Title: Re: Do readers really need magic systems explained in depth ?
Post by: Catlinel on November 07, 2018, 03:25:31 AM
I quite like having details, knowing the contexte, how it evolves, how it works. As long as it is well written, not too technical and especially, not boring.

When it is well done, it gets me all the more engrossed in my reading.
Title: Re: Do readers really need magic systems explained in depth ?
Post by: eclipse on September 09, 2020, 02:06:03 PM
I don't really remember hearing the phrase "magic system" until quite recently.
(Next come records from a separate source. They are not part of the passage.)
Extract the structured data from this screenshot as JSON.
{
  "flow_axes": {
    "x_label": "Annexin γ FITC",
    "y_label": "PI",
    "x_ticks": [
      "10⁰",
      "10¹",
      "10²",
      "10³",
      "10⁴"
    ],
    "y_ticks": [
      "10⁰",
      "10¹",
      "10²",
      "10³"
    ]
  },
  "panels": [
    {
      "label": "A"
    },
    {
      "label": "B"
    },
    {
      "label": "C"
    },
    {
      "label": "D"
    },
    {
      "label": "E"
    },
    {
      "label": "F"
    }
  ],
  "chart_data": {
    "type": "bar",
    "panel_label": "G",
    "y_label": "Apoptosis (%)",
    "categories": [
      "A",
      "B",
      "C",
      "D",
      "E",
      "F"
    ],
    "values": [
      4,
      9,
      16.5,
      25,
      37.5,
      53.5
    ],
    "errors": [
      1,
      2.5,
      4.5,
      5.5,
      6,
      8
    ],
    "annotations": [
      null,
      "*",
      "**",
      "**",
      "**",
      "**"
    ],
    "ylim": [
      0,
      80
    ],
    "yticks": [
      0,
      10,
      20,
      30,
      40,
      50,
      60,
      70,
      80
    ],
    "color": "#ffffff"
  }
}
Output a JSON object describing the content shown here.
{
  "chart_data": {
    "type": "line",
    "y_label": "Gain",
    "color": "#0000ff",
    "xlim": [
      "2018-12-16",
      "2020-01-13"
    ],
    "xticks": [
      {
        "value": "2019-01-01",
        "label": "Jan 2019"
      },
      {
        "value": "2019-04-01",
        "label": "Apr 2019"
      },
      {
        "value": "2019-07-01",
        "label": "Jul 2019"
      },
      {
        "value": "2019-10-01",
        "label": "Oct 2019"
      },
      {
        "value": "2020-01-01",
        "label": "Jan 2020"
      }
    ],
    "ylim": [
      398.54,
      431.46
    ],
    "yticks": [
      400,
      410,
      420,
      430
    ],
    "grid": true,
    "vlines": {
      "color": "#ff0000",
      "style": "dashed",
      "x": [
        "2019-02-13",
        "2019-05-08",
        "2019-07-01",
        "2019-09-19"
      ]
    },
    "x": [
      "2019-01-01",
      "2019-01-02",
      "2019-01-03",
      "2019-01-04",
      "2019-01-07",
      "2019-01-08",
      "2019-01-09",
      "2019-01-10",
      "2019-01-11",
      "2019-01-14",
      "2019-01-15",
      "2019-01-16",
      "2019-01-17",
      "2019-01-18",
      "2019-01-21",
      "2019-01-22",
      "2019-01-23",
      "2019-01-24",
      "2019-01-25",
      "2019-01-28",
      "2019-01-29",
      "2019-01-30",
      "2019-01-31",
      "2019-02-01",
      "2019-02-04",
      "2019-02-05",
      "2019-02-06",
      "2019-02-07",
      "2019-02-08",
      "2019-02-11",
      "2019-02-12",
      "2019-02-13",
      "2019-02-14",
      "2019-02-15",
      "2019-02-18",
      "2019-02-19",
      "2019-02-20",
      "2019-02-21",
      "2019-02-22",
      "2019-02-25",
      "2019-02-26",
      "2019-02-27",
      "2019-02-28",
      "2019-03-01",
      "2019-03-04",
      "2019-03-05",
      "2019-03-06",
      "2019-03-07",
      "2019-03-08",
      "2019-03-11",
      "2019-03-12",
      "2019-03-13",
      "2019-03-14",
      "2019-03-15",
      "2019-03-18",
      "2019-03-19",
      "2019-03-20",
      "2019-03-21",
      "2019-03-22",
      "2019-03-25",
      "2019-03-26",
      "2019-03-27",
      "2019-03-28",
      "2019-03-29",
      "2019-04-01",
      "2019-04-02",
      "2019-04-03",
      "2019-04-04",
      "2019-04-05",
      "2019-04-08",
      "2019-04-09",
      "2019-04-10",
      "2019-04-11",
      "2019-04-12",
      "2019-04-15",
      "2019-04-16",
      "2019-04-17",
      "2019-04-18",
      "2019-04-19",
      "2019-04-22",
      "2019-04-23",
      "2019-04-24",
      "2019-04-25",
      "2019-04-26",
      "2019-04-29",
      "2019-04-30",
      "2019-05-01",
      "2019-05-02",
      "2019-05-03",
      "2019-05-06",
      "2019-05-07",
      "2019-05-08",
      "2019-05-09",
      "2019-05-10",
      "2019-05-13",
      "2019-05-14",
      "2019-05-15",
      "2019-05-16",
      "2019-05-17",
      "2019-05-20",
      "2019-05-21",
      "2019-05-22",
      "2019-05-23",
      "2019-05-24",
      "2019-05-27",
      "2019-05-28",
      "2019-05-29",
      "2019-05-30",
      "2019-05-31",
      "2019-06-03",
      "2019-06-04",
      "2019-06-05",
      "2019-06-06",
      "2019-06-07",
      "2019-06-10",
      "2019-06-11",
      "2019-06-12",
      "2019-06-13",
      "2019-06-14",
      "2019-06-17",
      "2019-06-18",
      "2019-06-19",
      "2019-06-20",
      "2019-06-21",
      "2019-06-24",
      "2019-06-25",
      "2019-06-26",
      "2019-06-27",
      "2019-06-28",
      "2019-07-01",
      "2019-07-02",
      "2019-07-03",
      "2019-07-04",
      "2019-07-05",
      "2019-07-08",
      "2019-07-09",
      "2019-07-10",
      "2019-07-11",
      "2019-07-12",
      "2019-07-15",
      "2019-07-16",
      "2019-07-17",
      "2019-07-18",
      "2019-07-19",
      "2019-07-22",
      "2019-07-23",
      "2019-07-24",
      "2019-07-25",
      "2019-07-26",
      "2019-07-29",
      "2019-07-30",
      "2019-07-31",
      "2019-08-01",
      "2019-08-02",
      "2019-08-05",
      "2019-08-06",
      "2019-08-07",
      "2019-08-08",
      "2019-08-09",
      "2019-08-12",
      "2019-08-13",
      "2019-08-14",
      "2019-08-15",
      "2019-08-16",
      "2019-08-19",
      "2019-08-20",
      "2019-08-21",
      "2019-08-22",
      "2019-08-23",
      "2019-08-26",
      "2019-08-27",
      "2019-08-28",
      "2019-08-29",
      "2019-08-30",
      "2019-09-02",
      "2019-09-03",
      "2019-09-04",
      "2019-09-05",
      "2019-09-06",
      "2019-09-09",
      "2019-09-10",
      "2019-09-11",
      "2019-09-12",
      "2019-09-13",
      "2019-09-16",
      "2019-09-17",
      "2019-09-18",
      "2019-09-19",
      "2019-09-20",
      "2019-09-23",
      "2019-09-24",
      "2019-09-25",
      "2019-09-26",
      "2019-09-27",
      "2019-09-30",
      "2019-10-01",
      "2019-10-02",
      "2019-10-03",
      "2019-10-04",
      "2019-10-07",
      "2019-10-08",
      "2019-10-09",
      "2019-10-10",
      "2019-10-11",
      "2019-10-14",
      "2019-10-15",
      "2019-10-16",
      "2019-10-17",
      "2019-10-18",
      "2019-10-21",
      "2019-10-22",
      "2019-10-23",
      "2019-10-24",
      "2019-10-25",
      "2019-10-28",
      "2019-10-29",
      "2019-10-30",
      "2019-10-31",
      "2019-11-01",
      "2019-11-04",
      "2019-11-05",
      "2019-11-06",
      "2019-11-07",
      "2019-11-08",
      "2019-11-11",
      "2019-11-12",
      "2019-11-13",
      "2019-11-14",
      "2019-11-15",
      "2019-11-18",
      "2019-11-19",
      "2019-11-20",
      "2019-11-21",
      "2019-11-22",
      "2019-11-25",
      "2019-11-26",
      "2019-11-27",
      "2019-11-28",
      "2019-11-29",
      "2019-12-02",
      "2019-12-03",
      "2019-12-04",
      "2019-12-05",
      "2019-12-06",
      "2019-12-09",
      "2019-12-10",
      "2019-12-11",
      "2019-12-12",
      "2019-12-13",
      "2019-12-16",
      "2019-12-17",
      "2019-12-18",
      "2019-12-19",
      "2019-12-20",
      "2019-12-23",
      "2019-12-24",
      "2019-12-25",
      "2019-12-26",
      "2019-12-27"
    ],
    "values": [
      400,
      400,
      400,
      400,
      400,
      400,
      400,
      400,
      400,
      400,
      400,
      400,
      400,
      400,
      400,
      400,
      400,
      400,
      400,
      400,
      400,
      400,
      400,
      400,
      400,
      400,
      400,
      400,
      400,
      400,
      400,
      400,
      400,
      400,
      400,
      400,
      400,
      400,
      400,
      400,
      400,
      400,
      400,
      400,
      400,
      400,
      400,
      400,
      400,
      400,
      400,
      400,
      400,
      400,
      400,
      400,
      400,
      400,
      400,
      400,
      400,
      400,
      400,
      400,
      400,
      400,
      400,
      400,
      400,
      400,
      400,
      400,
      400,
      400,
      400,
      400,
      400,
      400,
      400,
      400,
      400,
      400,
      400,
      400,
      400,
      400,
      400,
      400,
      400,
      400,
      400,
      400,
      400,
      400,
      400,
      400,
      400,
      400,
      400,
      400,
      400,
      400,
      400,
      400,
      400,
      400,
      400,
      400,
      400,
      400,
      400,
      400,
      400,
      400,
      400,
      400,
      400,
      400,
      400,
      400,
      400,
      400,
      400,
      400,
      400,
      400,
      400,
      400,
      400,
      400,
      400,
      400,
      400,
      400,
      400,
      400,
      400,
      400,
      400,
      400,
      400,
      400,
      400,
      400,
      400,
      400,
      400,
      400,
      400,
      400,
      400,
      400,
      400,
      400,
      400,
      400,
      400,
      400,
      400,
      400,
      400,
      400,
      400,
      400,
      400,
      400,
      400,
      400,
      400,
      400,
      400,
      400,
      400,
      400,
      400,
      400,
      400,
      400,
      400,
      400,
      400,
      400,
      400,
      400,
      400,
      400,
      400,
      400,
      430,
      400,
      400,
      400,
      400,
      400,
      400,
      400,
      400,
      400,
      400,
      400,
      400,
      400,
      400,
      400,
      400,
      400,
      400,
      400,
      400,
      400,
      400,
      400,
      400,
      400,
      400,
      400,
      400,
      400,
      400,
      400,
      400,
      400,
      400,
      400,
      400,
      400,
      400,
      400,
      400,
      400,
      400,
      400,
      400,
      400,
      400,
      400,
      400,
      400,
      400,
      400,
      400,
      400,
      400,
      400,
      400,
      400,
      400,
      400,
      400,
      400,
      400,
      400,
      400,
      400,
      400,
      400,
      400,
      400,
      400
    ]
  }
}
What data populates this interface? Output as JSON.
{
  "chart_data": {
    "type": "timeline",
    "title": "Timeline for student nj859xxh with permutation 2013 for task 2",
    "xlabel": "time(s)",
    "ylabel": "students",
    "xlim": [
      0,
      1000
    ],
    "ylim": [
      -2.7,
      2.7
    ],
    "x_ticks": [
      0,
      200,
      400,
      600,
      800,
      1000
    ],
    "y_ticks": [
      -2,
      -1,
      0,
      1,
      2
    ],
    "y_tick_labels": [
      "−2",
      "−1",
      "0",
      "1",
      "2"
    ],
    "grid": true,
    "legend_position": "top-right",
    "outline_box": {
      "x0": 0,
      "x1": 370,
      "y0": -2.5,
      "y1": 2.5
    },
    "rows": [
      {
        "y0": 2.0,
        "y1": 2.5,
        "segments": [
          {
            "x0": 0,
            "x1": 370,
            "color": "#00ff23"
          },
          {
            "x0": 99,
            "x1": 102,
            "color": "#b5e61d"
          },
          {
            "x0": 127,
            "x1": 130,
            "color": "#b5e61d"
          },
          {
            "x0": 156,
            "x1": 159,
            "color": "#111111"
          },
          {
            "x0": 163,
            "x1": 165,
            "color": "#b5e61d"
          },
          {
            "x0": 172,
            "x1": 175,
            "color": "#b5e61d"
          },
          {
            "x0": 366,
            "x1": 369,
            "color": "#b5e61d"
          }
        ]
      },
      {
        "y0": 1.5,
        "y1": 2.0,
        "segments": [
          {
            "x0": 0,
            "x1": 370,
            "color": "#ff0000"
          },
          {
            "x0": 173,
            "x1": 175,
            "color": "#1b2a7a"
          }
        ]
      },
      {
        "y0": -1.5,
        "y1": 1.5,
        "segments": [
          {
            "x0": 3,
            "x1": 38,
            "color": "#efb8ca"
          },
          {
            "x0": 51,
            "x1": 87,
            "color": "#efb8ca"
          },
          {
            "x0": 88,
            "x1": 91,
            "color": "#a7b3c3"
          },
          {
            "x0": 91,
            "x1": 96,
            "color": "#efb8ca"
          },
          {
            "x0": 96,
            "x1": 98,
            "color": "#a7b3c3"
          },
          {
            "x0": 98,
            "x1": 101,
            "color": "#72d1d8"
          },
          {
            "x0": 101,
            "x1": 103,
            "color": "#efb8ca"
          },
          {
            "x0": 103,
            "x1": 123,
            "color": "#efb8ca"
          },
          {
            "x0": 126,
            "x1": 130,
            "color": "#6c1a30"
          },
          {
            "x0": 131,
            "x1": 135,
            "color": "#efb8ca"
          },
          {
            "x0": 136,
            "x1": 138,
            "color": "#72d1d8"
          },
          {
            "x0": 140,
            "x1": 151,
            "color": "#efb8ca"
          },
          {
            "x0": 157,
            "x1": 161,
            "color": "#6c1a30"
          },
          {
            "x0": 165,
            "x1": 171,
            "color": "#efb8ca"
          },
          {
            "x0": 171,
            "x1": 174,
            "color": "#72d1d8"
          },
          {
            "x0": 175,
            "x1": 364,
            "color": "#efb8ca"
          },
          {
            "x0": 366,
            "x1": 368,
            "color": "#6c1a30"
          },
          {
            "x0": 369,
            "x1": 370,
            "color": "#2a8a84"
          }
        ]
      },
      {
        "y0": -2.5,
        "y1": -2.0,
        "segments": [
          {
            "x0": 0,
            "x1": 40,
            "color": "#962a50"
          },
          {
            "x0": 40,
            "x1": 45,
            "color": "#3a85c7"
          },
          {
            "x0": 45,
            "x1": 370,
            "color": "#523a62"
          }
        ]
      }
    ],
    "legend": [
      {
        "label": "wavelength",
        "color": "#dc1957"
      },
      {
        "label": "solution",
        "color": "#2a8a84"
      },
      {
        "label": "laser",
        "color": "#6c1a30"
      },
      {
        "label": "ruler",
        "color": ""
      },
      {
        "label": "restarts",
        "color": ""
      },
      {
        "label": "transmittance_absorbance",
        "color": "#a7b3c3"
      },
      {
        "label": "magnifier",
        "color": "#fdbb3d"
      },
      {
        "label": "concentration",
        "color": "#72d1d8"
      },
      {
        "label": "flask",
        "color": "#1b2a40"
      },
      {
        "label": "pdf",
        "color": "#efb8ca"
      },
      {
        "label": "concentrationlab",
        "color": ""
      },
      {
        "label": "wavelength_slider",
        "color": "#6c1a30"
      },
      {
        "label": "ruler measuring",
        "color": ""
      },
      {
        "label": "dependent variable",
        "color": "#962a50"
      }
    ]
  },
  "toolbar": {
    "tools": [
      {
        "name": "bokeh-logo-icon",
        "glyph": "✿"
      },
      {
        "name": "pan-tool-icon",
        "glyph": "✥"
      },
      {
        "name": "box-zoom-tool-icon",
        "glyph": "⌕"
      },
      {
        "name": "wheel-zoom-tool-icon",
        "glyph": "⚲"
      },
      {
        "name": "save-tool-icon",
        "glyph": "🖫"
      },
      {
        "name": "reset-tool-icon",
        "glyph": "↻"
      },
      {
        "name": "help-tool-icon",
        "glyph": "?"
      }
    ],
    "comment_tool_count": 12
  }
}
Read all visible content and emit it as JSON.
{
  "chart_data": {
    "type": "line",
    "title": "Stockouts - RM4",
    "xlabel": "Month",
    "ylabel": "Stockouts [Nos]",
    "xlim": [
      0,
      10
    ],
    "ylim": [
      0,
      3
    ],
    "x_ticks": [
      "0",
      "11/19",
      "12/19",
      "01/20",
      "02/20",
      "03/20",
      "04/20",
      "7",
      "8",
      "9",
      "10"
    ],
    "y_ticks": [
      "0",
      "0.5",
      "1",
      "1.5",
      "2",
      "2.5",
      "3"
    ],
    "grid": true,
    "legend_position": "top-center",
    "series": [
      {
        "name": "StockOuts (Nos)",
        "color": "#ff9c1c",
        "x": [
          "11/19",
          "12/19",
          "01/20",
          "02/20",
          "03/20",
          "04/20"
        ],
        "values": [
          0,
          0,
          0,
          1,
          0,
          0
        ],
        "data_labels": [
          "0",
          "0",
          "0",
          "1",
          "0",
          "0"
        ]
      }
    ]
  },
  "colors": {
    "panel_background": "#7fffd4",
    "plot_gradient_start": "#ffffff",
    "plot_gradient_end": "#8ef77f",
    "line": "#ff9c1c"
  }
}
Maybe in gaming, but never in fiction. The fact that it is now a standard thing that people expect from their fantasy is a little bit depressing. See also worldbuilding. It's like there's an expectation you'll have everything worked out before you ever start writing a story, when, to my mind, the story ought to come first. The world should be built to serve the story, and you don't need to build anything you don't use. Heck, maybe you ought to leave some wiggle-room for the sequels.

But then, I really like Sanderson's books, so what do I know?

How long have we’ve been using the word magic system in fiction?
Title: Re: Do readers really need magic systems explained in depth ?
Post by: ScarletBea on September 09, 2020, 02:29:52 PM
How long have we’ve been using the word magic system in fiction?
I think it's more a case of people talking about books as a community more now, so they need to find the words...
It's a system and it's not from our world, therefore 'magic', hence "magic system" ;D
Title: Re: Do readers really need magic systems explained in depth ?
Post by: cupiscent on September 10, 2020, 01:12:47 AM
I tend to prefer using the term "special physics" because that also covers strangenesses that aren't really a "system". And I feel like I heard that term before I started hearing "magic system", but perhaps that's because I came at this from a literature/writing perspective, rather than a gaming perspective? (Both perspectives converging on "speculative fiction".)